22 novembre 2006

Racconti / Elba incantatrice

Era l'anno scorso, o forse mille anni fa, che mettevo piede all'Elba per la prima volta, isola incantatrice e misteriosa. Sul traghetto mio fratello ed i suoi amici scherzavano e prendevano il sole, parlando delle mille avventure che presto avrebbero vissuto, una donna via l'altra, in un sogno utopistico che spesso accomuna i giovani maschietti di vent'anni. Io vivevo questa atmosfera cameratesca sentendomi un po' "maschietto" anch'io, in vena di avventure, anche solo per un giorno, quanto doveva durare il mio soggiorno li.

Era stato estenuante, l'anno appena trascorso, chiuso in un buio monolitico privo di bei ricordi in cui avevo vissuta prigioniera di un "amore" che mi aveva fatto il vuoto intorno e che avevo spezzato con voluto cinismo.

Ed ecco l'Elba, che forse doveva essere un regalo per me - nei progetti di mio fratello - un modo per passare un po' di tempo e spezzare lo stress. Elba misteriosa e ingannatrice, appare all'improvviso, le prime rocce, i primi scogli e pensi che l'approdo sia sempre imminente. Invece non arriva mai ed è qui il suo primo sortilegio, come quella di una bellissima donna, che promette promette con smaliziati sorrisi, gli occhi azzurri, il sole sulle labbra e poi non mantiene o, se lo fa ti porta via il cuore e l'anima e non te le rende più.

Ecco l'Elba, che ti apre le braccia ma non ti accoglie, costretta a prostituirsi al turismo forse per la troppa vicinanza con un Continente che a malapena riesce a considerare patria, da cui la divide solo mezz'ora di mare.
Non si innamora di te, l'Elba, anzi ti sbatte davanti agli occhi le tabelle con gli orari di ritorno dei traghetti e ai suoi figli ha insegnato a chiederti, prima di ogni altra cosa, "Quando riparti?". Ma se lo vuole, dopo averti catturato con il suo riserbo, con la sua finta indifferenza, con la sua bellezza solare, ti ama in modo totalitario, pervasivo, penetrante.

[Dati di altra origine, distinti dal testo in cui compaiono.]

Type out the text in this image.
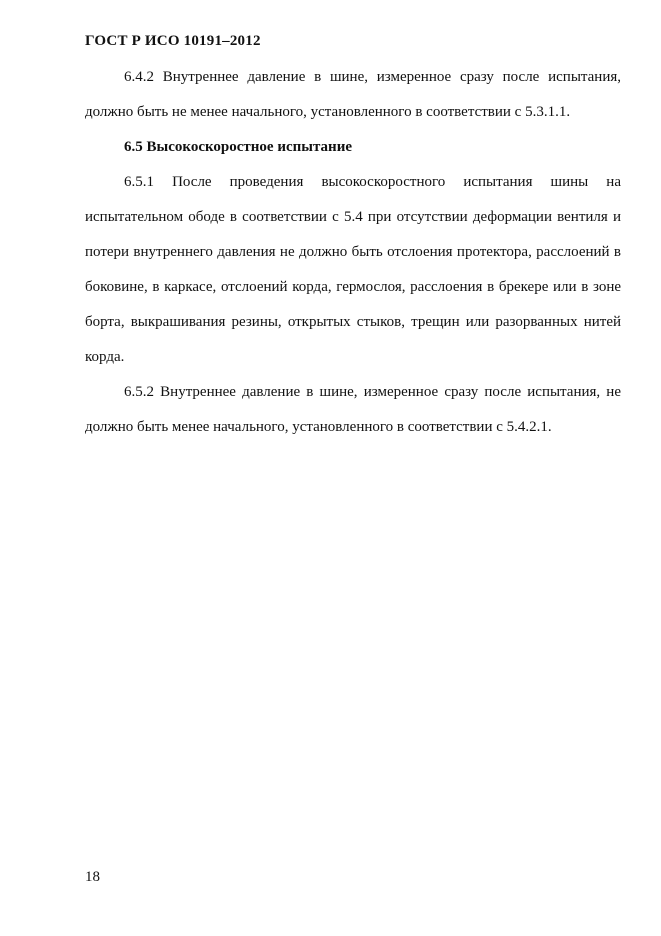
ГОСТ Р ИСО 10191–2012

6.4.2 Внутреннее давление в шине, измеренное сразу после испытания, должно быть не менее начального, установленного в соответствии с 5.3.1.1.

6.5 Высокоскоростное испытание

6.5.1 После проведения высокоскоростного испытания шины на испытательном ободе в соответствии с 5.4 при отсутствии деформации вентиля и потери внутреннего давления не должно быть отслоения протектора, расслоений в боковине, в каркасе, отслоений корда, гермослоя, расслоения в брекере или в зоне борта, выкрашивания резины, открытых стыков, трещин или разорванных нитей корда.

6.5.2 Внутреннее давление в шине, измеренное сразу после испытания, не должно быть менее начального, установленного в соответствии с 5.4.2.1.

18
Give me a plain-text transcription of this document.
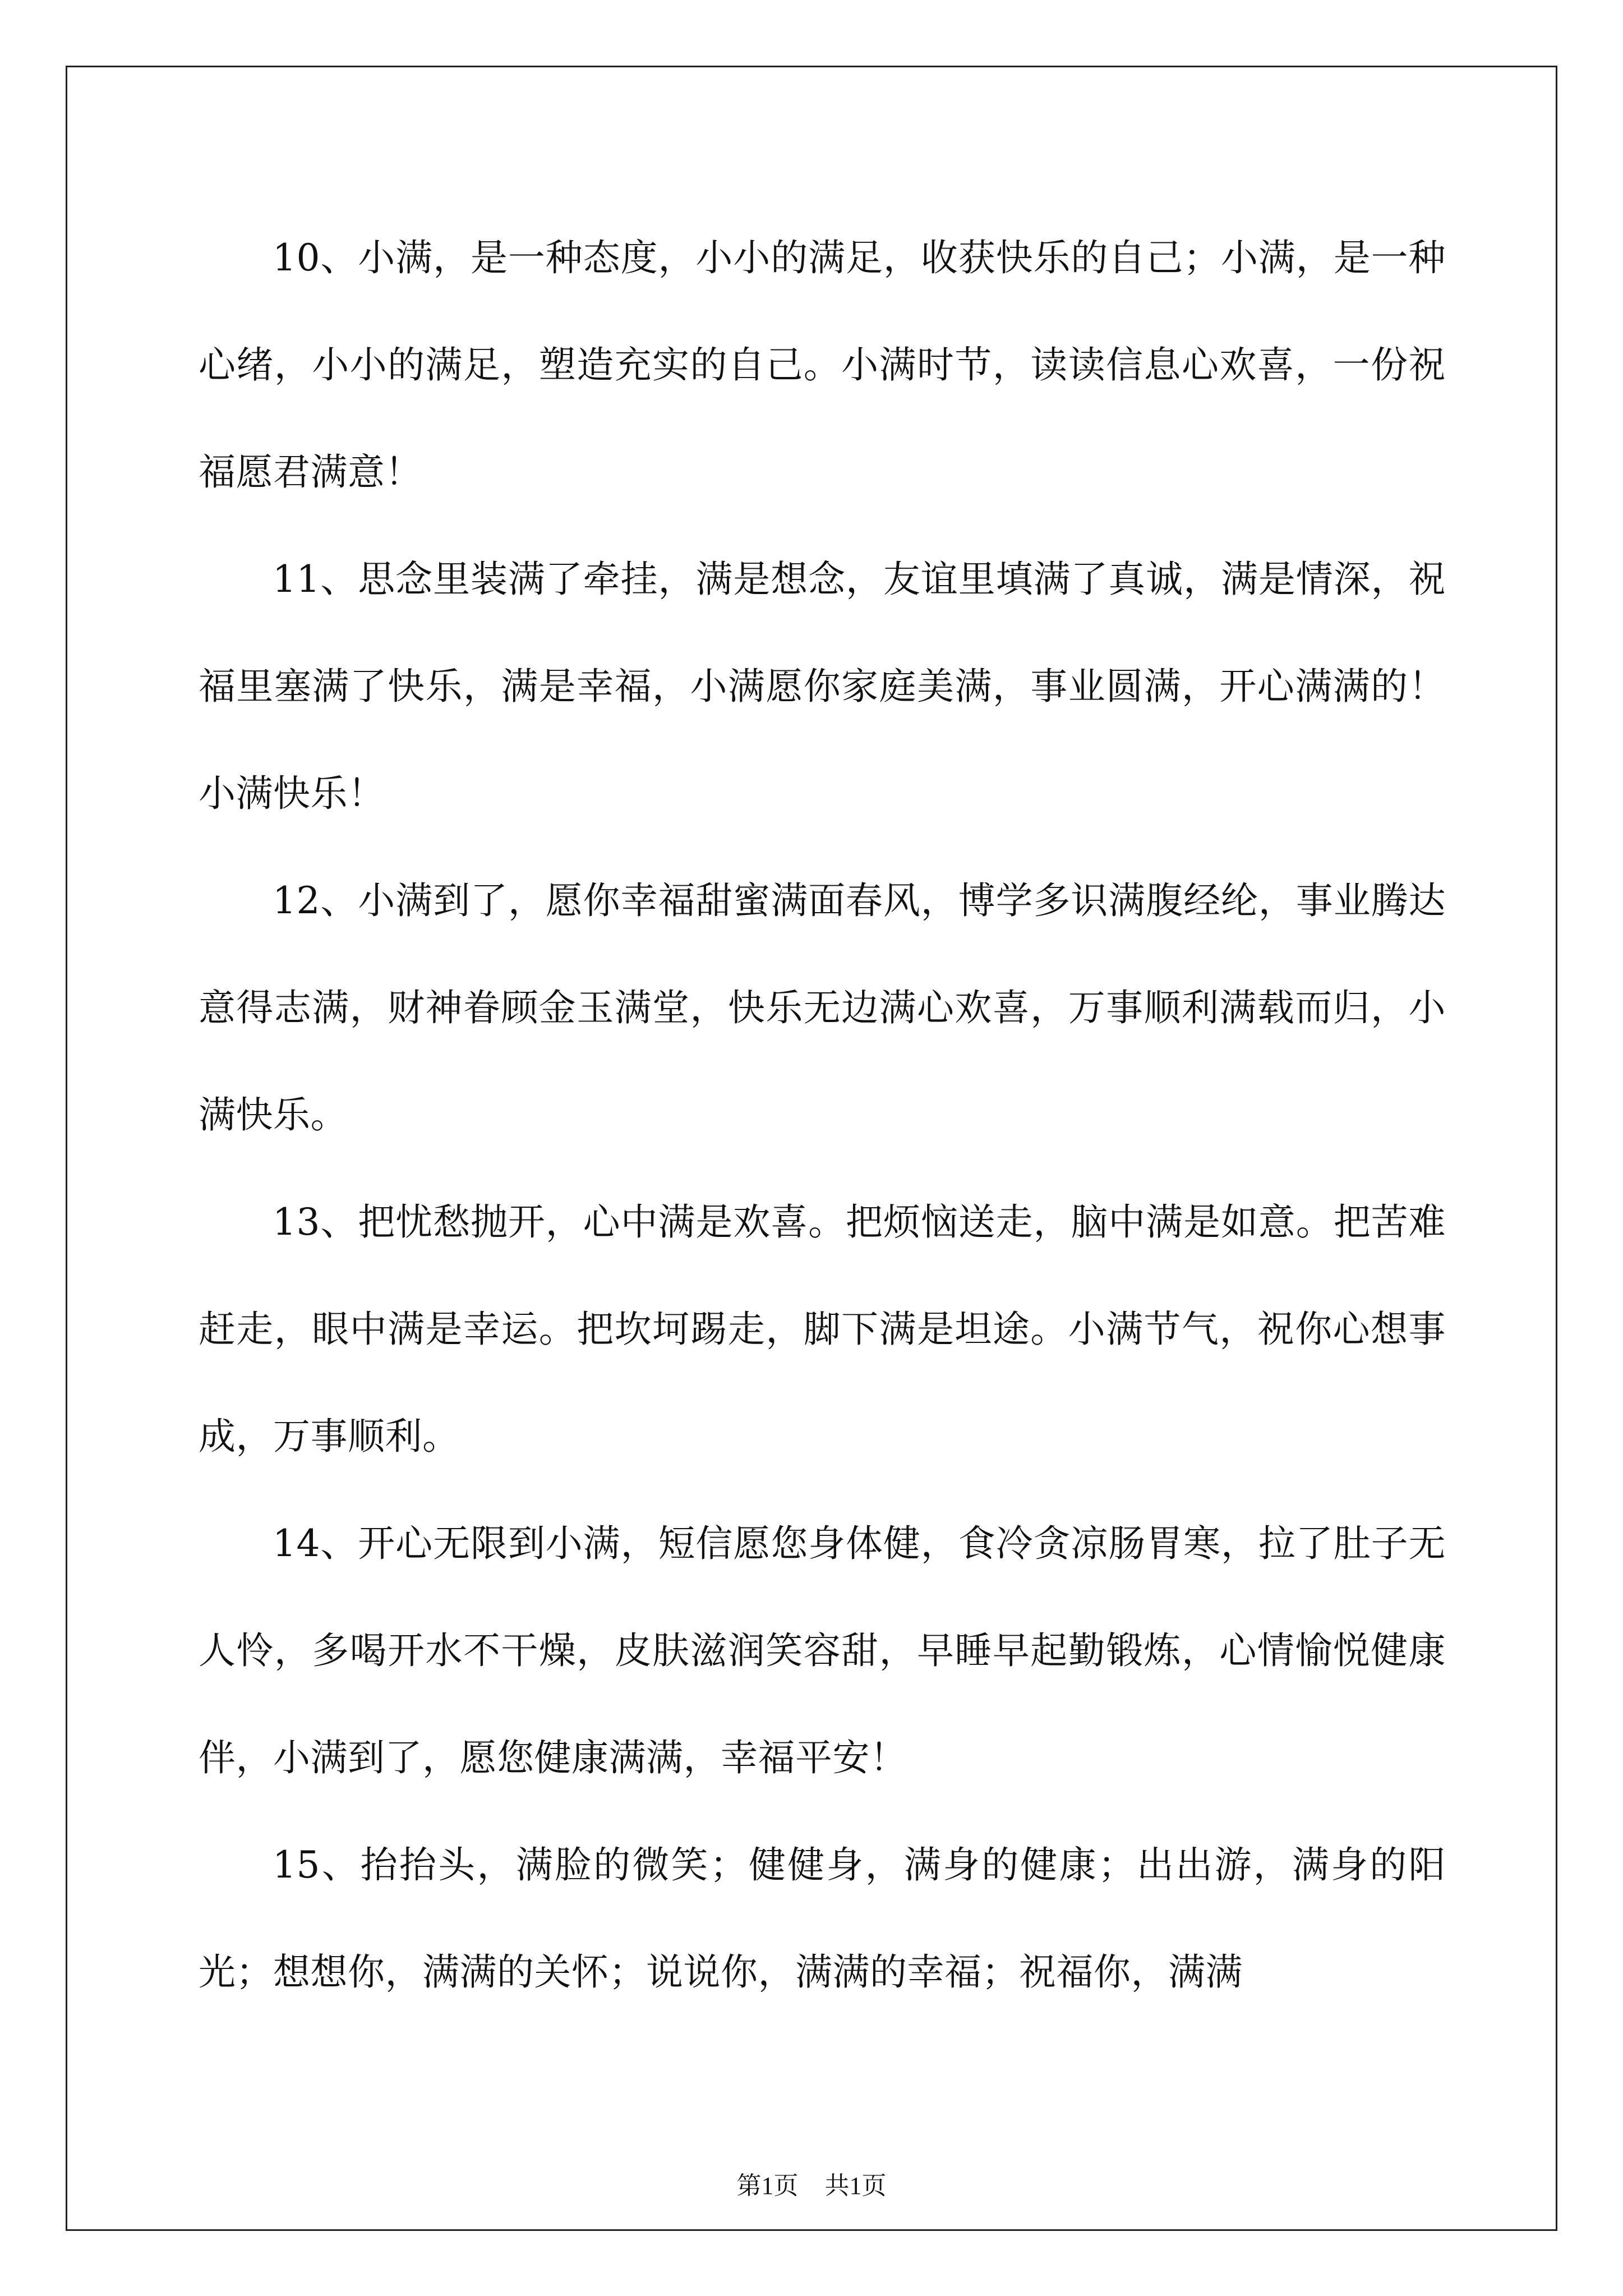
10、小满，是一种态度，小小的满足，收获快乐的自己；小满，是一种心绪，小小的满足，塑造充实的自己。小满时节，读读信息心欢喜，一份祝福愿君满意！

11、思念里装满了牵挂，满是想念，友谊里填满了真诚，满是情深，祝福里塞满了快乐，满是幸福，小满愿你家庭美满，事业圆满，开心满满的！小满快乐！

12、小满到了，愿你幸福甜蜜满面春风，博学多识满腹经纶，事业腾达意得志满，财神眷顾金玉满堂，快乐无边满心欢喜，万事顺利满载而归，小满快乐。

13、把忧愁抛开，心中满是欢喜。把烦恼送走，脑中满是如意。把苦难赶走，眼中满是幸运。把坎坷踢走，脚下满是坦途。小满节气，祝你心想事成，万事顺利。

14、开心无限到小满，短信愿您身体健，食冷贪凉肠胃寒，拉了肚子无人怜，多喝开水不干燥，皮肤滋润笑容甜，早睡早起勤锻炼，心情愉悦健康伴，小满到了，愿您健康满满，幸福平安！

15、抬抬头，满脸的微笑；健健身，满身的健康；出出游，满身的阳光；想想你，满满的关怀；说说你，满满的幸福；祝福你，满满

第1页 共1页
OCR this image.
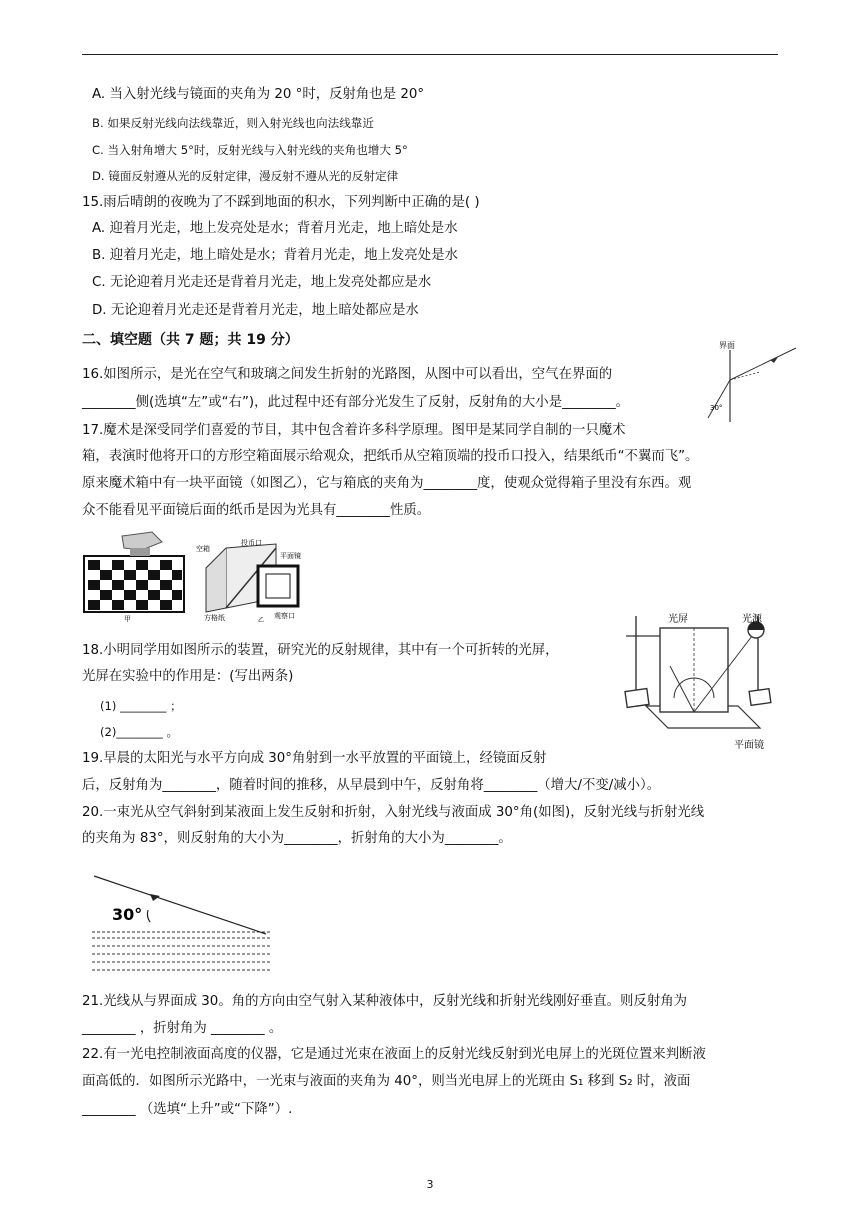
A. 当入射光线与镜面的夹角为 20 °时，反射角也是 20°
B. 如果反射光线向法线靠近，则入射光线也向法线靠近
C. 当入射角增大 5°时，反射光线与入射光线的夹角也增大 5°
D. 镜面反射遵从光的反射定律，漫反射不遵从光的反射定律
15.雨后晴朗的夜晚为了不踩到地面的积水，下列判断中正确的是( )
A. 迎着月光走，地上发亮处是水；背着月光走，地上暗处是水
B. 迎着月光走，地上暗处是水；背着月光走，地上发亮处是水
C. 无论迎着月光走还是背着月光走，地上发亮处都应是水
D. 无论迎着月光走还是背着月光走，地上暗处都应是水
二、填空题（共 7 题；共 19 分）
16.如图所示，是光在空气和玻璃之间发生折射的光路图，从图中可以看出，空气在界面的
________侧(选填“左”或“右”)，此过程中还有部分光发生了反射，反射角的大小是________。
界面
30°
17.魔术是深受同学们喜爱的节目，其中包含着许多科学原理。图甲是某同学自制的一只魔术
箱，表演时他将开口的方形空箱面展示给观众，把纸币从空箱顶端的投币口投入，结果纸币“不翼而飞”。
原来魔术箱中有一块平面镜（如图乙），它与箱底的夹角为________度，使观众觉得箱子里没有东西。观
众不能看见平面镜后面的纸币是因为光具有________性质。
甲
空箱
投币口
平面镜
方格纸	观察口
乙
18.小明同学用如图所示的装置，研究光的反射规律，其中有一个可折转的光屏，
光屏在实验中的作用是：(写出两条)
(1) ________ ；
(2)________ 。
光屏	光源
平面镜
19.早晨的太阳光与水平方向成 30°角射到一水平放置的平面镜上，经镜面反射
后，反射角为________，随着时间的推移，从早晨到中午，反射角将________（增大/不变/减小）。
20.一束光从空气斜射到某液面上发生反射和折射，入射光线与液面成 30°角(如图)，反射光线与折射光线
的夹角为 83°，则反射角的大小为________，折射角的大小为________。
30°
21.光线从与界面成 30。角的方向由空气射入某种液体中，反射光线和折射光线刚好垂直。则反射角为
________ ，折射角为 ________ 。
22.有一光电控制液面高度的仪器，它是通过光束在液面上的反射光线反射到光电屏上的光斑位置来判断液
面高低的．如图所示光路中，一光束与液面的夹角为 40°，则当光电屏上的光斑由 S₁ 移到 S₂ 时，液面
________ （选填“上升”或“下降”）.
3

Ti porta nelle sue insenature più ignote, sulle spiagge assolate, tra gli scogli più inconsueti e poi sui monti, tra le pieghe della sua storia di cui è gelosa, lontano dal turismo che la possiede per qualche ora di sola e l'abbandona sporca ed esausta.

Sono rimasta una settimana in quel paradiso, sospesa tra mare e terra, preoccupata per quello che mi stava accadendo e che non riuscivo a decifrare. Mi stavo innamorando, io, proprio io, di un'isola, di una vita.

E poi via, di nuovo via, di ritorno nella civiltà, con un senso inspiegabile di nostalgia, fissato in una foto insensata e paesaggistica del porto che si allontana, quando il traghetto varca l'ultima insenatura e l'isola tutta sembra tirare un sospiro di sollievo. Non ti appartiene più. Non puoi tornare indietro, non approfitterai ancora per qualche ora di lei.

Sono gelosa della mia isola, che è un po' una droga per me, così lontana dal mio mondo, così nascosta agli occhi della gente comune. E quando cala il sole l'Elba è una fortezza, che ti protegge e si protegge, ti facredere che nulla possa accaderti li, ti fa sentire irraggiungibile.

Di rado ho avuto il coraggio di metterci piede all'Elba e infatti ogni volta l'effetto è stato più doloroso. L'arrivo mi dà i brividi e mi rende nervosa come in una inutile anticamera, poi una volta lì il tempo smette di avere significato, il giorno si perde nella notte come inutile tentativo di fermare la corsa delle ore. E non mi sazio mai delle emozioni che riesce a darmi, che sia un soffitto di stelle appeso sopra il porto o le luci di barche e traghetti che si vedono dai paesini di collina, o gli isolani che ormai devono avermi un po' metabolizzata e mi fanno partecipe delle loro abitudini e tradizioni, o ancora le serate gelide e senza luna in cui ti senti parte di un unico pezzetto di terra e intorno il nulla.

Come si può ripartire a cuor leggero, sapendo che nulla di tutto questo si può trovare altrove?
Come si può, da soli, sopportare il peso del distacco in mare da una terra che tanto mi ha conquistato?